Старичков звали: Самуил Яковлевич и Дина Яковлевна, будто брат и сестра, они и внешне были очень похожи, и фамилии носили почти одинаковые:

Ростоцкий и Стоцкая. Они родились в маленьком местечке на Украине, и в детстве их даже путали, потому что Дину родители часто стригли наголо, боялись тифа.

Поженили их совсем молодыми, в шестнадцать лет. По местечковым понятиям это уже считался поздний брак.

Во время войны они чудом спаслись и успели эвакуироваться на Урал с грудным младенцем. А после войны решили жить в Оренбурге, потому что возвращаться было некуда. Из родственников тоже никого не осталось.

Я полюбила этих милых старичков и, наверное, поэтому так долго у них прожила. Между собой они общались на идише, и были поражены, когда я через три дня заговорила на их родном языке. Для меня это было делом пустячным, я ведь уже владела немецким. Трех дней вполне хватило, чтобы уловить некоторые отличия и жаргонизмы. Они приняли меня за еврейку и не желали слышать никаких возражений. Тогда-то я и поняла, что могу спокойно выдавать себя за представительницу другой национальности, ведь люди верят всему, что подано со знанием дела.

Я наплела им с три короба про моих родителей, получилась слезливая история в духе латиноамериканских сериалов, и они не заявили обо мне в милицию, а соседям сказали, что правнучка приехала погостить. Сын у них рано умер, а внук эмигрировал в Израиль со всей семьей. Звал стариков, но они не трогались с места, потому что пуще всего боялись помереть в дороге. Им на самом деле оставалось немного. И мне даже кажется, что я чуть-чуть продлила отведенное им Богом время. Потому что в заботах обо мне они были по-настоящему счастливы.

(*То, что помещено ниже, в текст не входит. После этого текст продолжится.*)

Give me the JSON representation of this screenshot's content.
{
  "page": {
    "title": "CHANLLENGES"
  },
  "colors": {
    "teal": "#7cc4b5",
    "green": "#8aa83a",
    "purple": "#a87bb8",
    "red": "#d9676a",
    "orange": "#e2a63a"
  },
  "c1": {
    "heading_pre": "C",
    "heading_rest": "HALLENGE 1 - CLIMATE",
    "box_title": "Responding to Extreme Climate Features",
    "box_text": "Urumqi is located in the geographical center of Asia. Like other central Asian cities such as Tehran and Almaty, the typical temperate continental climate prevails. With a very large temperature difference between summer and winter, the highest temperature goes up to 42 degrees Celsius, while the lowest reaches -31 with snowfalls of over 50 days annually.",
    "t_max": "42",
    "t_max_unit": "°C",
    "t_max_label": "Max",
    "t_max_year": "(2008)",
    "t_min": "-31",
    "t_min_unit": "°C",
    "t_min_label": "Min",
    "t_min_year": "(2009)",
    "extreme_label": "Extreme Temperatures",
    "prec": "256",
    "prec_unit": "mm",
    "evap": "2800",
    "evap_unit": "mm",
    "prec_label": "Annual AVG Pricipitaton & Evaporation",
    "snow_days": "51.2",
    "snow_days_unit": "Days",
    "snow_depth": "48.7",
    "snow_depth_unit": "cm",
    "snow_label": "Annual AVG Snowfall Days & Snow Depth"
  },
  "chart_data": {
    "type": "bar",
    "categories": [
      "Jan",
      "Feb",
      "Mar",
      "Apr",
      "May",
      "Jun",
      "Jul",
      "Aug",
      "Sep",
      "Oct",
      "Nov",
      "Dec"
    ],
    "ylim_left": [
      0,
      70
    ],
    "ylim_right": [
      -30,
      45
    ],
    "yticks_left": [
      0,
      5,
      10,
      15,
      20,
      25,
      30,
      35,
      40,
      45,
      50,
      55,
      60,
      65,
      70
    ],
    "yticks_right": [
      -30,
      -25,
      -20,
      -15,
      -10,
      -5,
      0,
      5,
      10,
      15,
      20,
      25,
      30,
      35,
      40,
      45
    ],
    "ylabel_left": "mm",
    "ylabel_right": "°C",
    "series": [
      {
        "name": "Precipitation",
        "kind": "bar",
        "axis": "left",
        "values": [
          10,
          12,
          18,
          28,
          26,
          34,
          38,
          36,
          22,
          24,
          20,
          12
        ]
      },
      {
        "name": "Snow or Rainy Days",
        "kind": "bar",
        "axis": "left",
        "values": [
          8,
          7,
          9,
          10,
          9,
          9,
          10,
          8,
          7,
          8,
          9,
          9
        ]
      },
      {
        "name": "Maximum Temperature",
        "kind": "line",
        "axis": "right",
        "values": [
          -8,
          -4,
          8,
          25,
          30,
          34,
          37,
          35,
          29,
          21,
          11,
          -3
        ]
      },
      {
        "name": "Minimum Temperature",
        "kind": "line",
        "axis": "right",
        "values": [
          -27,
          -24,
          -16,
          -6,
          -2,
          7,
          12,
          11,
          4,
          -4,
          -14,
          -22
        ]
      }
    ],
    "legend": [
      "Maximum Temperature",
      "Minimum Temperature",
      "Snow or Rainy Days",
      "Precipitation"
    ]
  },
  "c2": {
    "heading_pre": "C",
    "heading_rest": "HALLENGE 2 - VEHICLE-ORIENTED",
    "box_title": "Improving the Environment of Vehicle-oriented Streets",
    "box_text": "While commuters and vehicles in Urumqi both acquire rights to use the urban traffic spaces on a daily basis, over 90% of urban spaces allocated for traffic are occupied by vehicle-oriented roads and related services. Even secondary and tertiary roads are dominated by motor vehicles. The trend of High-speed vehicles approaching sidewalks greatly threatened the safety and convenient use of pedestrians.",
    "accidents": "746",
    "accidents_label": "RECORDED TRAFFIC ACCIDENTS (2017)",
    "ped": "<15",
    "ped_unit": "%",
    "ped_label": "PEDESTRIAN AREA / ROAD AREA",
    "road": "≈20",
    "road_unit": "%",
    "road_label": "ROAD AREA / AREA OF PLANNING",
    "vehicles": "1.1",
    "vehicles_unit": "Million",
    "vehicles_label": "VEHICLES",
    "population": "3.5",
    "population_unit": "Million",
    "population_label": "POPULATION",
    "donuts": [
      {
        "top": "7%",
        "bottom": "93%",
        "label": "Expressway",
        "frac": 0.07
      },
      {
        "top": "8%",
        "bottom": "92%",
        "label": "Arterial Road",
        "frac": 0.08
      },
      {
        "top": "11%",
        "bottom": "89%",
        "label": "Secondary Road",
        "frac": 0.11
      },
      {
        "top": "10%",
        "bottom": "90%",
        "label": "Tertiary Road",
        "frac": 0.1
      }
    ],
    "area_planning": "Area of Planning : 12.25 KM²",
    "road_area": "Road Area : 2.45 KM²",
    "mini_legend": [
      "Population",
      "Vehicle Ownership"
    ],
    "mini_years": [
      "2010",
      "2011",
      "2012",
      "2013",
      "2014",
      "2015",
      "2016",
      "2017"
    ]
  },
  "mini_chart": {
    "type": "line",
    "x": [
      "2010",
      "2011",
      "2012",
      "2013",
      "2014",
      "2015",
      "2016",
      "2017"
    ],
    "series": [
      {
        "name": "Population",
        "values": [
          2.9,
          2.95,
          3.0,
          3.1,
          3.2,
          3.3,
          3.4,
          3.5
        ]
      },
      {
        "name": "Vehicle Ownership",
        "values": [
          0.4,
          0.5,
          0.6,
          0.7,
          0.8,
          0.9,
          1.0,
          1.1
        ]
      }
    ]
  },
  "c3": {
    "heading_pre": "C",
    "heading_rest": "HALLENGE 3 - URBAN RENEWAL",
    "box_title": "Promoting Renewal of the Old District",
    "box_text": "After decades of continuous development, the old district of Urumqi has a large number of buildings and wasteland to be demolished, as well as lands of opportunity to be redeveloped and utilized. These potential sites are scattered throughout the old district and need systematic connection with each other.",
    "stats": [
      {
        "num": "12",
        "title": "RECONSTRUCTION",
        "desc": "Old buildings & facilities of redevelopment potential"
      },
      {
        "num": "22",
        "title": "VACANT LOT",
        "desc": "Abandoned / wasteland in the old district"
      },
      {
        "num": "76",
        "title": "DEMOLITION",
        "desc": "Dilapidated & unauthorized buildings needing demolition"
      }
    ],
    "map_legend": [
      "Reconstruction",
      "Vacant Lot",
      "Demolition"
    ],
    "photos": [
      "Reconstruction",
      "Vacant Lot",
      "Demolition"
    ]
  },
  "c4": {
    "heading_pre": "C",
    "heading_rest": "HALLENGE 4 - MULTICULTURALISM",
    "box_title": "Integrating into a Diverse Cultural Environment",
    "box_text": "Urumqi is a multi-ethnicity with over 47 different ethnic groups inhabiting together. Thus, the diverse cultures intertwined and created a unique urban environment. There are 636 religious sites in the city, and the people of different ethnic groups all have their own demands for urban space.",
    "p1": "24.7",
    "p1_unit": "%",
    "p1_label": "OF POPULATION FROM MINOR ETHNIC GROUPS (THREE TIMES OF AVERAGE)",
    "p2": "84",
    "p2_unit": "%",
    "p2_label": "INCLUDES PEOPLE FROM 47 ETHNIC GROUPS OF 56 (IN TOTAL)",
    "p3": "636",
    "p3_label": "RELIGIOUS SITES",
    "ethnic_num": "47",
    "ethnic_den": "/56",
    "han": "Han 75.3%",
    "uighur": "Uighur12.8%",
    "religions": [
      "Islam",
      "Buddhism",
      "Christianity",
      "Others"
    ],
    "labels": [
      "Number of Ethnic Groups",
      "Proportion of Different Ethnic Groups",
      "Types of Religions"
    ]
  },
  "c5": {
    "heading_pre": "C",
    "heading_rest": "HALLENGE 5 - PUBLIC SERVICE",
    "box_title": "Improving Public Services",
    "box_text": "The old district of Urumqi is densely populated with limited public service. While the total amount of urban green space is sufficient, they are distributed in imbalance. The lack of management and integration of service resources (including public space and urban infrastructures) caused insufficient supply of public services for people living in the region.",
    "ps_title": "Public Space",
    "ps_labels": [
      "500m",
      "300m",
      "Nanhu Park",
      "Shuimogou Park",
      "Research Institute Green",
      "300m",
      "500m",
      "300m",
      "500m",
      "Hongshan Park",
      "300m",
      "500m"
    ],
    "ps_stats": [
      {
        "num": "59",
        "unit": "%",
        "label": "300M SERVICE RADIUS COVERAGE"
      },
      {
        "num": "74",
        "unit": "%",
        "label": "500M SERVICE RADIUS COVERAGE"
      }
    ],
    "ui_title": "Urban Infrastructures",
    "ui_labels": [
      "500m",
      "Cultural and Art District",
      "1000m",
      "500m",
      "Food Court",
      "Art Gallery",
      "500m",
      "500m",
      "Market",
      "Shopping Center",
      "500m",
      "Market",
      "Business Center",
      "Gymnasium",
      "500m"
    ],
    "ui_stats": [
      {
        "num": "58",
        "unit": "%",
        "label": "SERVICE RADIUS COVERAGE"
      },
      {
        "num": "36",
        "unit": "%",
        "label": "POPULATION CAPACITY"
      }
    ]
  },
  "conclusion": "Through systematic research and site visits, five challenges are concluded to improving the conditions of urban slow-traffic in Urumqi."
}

Никогда в своей жизни я не получала столько любви и тепла. Никто из моих родных: ни отец, ни мать, ни Патимат, ни даже бабушка – понятия не имели, что значит любить ребенка. Мне стукнуло четырнадцать лет, а им было под семьдесят, но я всегда чувствовала себя с ними на равных, с людьми, повидавшими многое в своей жизни.

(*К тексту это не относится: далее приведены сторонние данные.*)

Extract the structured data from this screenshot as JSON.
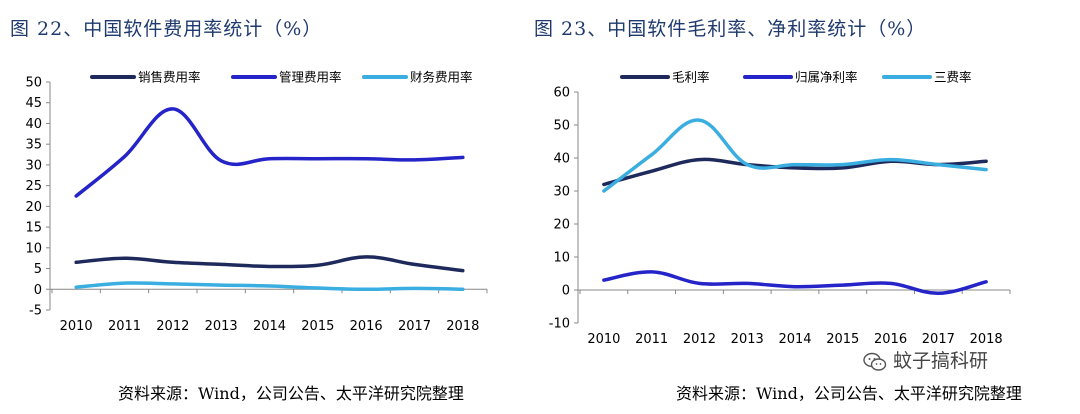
{
  "figures": [
    {
      "title": "图 22、中国软件费用率统计（%）",
      "source": "资料来源：Wind，公司公告、太平洋研究院整理"
    },
    {
      "title": "图 23、中国软件毛利率、净利率统计（%）",
      "source": "资料来源：Wind，公司公告、太平洋研究院整理"
    }
  ],
  "watermark": {
    "text": "蚊子搞科研",
    "icon": "wechat-icon"
  },
  "chart_data": [
    {
      "type": "line",
      "title": "图 22、中国软件费用率统计（%）",
      "x": [
        "2010",
        "2011",
        "2012",
        "2013",
        "2014",
        "2015",
        "2016",
        "2017",
        "2018"
      ],
      "ylim": [
        -5,
        50
      ],
      "yticks": [
        -5,
        0,
        5,
        10,
        15,
        20,
        25,
        30,
        35,
        40,
        45,
        50
      ],
      "grid": false,
      "legend": "top",
      "series": [
        {
          "name": "销售费用率",
          "color": "#1f2a5c",
          "values": [
            6.5,
            7.5,
            6.5,
            6,
            5.5,
            5.8,
            7.8,
            6,
            4.5
          ]
        },
        {
          "name": "管理费用率",
          "color": "#2424c8",
          "values": [
            22.5,
            32,
            43.5,
            31,
            31.5,
            31.5,
            31.5,
            31.2,
            31.8
          ]
        },
        {
          "name": "财务费用率",
          "color": "#3aaee0",
          "values": [
            0.5,
            1.5,
            1.3,
            1,
            0.8,
            0.3,
            0,
            0.2,
            0
          ]
        }
      ]
    },
    {
      "type": "line",
      "title": "图 23、中国软件毛利率、净利率统计（%）",
      "x": [
        "2010",
        "2011",
        "2012",
        "2013",
        "2014",
        "2015",
        "2016",
        "2017",
        "2018"
      ],
      "ylim": [
        -10,
        60
      ],
      "yticks": [
        -10,
        0,
        10,
        20,
        30,
        40,
        50,
        60
      ],
      "grid": false,
      "legend": "top",
      "series": [
        {
          "name": "毛利率",
          "color": "#1f2a5c",
          "values": [
            32,
            36,
            39.5,
            38,
            37,
            37,
            39,
            38,
            39
          ]
        },
        {
          "name": "归属净利率",
          "color": "#2424c8",
          "values": [
            3,
            5.5,
            2,
            2,
            1,
            1.5,
            2,
            -1,
            2.5
          ]
        },
        {
          "name": "三费率",
          "color": "#3aaee0",
          "values": [
            30,
            41,
            51.5,
            38,
            38,
            38,
            39.5,
            38,
            36.5
          ]
        }
      ]
    }
  ]
}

До сих пор не могу поверить, что это был не сон, не какая-то детская сказка, придуманная Родькой на ходу. Самуил Яковлевич учил меня ивриту и по субботам мы с ним читали главы из Торы и Талмуда. Он сетовал на то, что я не мальчик, потому что с такими способностями могла бы стать раввином.

Но я сама разрушила сказку, в один прекрасный день исчезла, оставив письмо на древнееврейском, в котором опять наплела массу небылиц. Представляю, как старички охали и качали головами, разбирая мои каракули. И, наверное, немного поплакали…

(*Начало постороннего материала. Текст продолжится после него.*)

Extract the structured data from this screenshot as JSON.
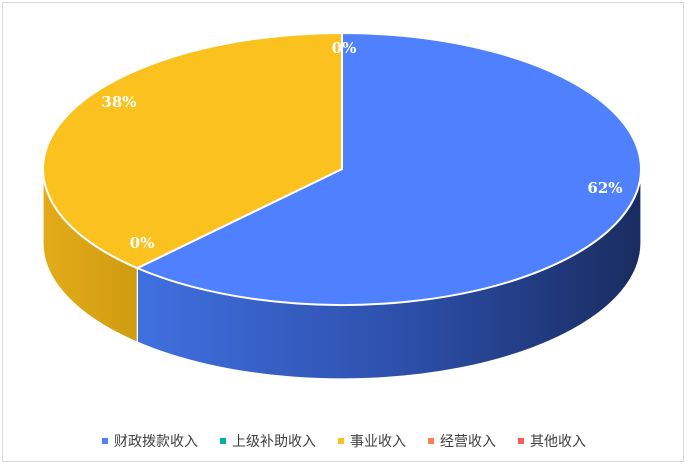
{
  "chart_data": {
    "type": "pie",
    "style": "3d",
    "slices": [
      {
        "name": "财政拨款收入",
        "value": 62,
        "label": "62%",
        "color": "#4f81ff",
        "side_color": "#2c4ea8"
      },
      {
        "name": "上级补助收入",
        "value": 0,
        "label": "0%",
        "color": "#00b0a0",
        "side_color": "#007f73"
      },
      {
        "name": "事业收入",
        "value": 38,
        "label": "38%",
        "color": "#fbc11e",
        "side_color": "#d19e12"
      },
      {
        "name": "经营收入",
        "value": 0,
        "label": "0%",
        "color": "#ff7f50",
        "side_color": "#c85d36"
      },
      {
        "name": "其他收入",
        "value": 0,
        "label": "0%",
        "color": "#ff5a5a",
        "side_color": "#c43f3f"
      }
    ],
    "legend_position": "bottom",
    "colors": {
      "slice_border": "#ffffff",
      "frame_border": "#d9d9d9",
      "legend_text": "#404040"
    }
  }
}
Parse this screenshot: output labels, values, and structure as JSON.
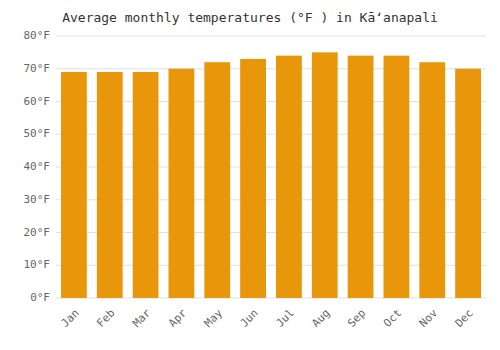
{
  "chart_data": {
    "type": "bar",
    "title": "Average monthly temperatures (°F ) in Kāʻanapali",
    "categories": [
      "Jan",
      "Feb",
      "Mar",
      "Apr",
      "May",
      "Jun",
      "Jul",
      "Aug",
      "Sep",
      "Oct",
      "Nov",
      "Dec"
    ],
    "values": [
      69,
      69,
      69,
      70,
      72,
      73,
      74,
      75,
      74,
      74,
      72,
      70
    ],
    "color": "#E8960A",
    "ylim": [
      0,
      80
    ],
    "yticks": [
      {
        "value": 0,
        "label": "0°F"
      },
      {
        "value": 10,
        "label": "10°F"
      },
      {
        "value": 20,
        "label": "20°F"
      },
      {
        "value": 30,
        "label": "30°F"
      },
      {
        "value": 40,
        "label": "40°F"
      },
      {
        "value": 50,
        "label": "50°F"
      },
      {
        "value": 60,
        "label": "60°F"
      },
      {
        "value": 70,
        "label": "70°F"
      },
      {
        "value": 80,
        "label": "80°F"
      }
    ],
    "grid": true
  }
}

– А зачем понадобилось исчезать? – спросил Марк.

– Старая Аида мне никогда бы этого не простила. А еще, к тому времени за мной уже водилось несколько темных делишек, в том числе и в Оренбурге, и я очень боялась, что мои старички рано или поздно узнают о них. Я вернулась в Оренбург через полтора года. Самуил Яковлевич уже покоился на кладбище, а Дина Яковлевна умерла у меня на руках. Она завещала мне дом со всем барахлом. И я время от времени жила там. Он служил мне хорошим убежищем. Я до сих пор его не продала.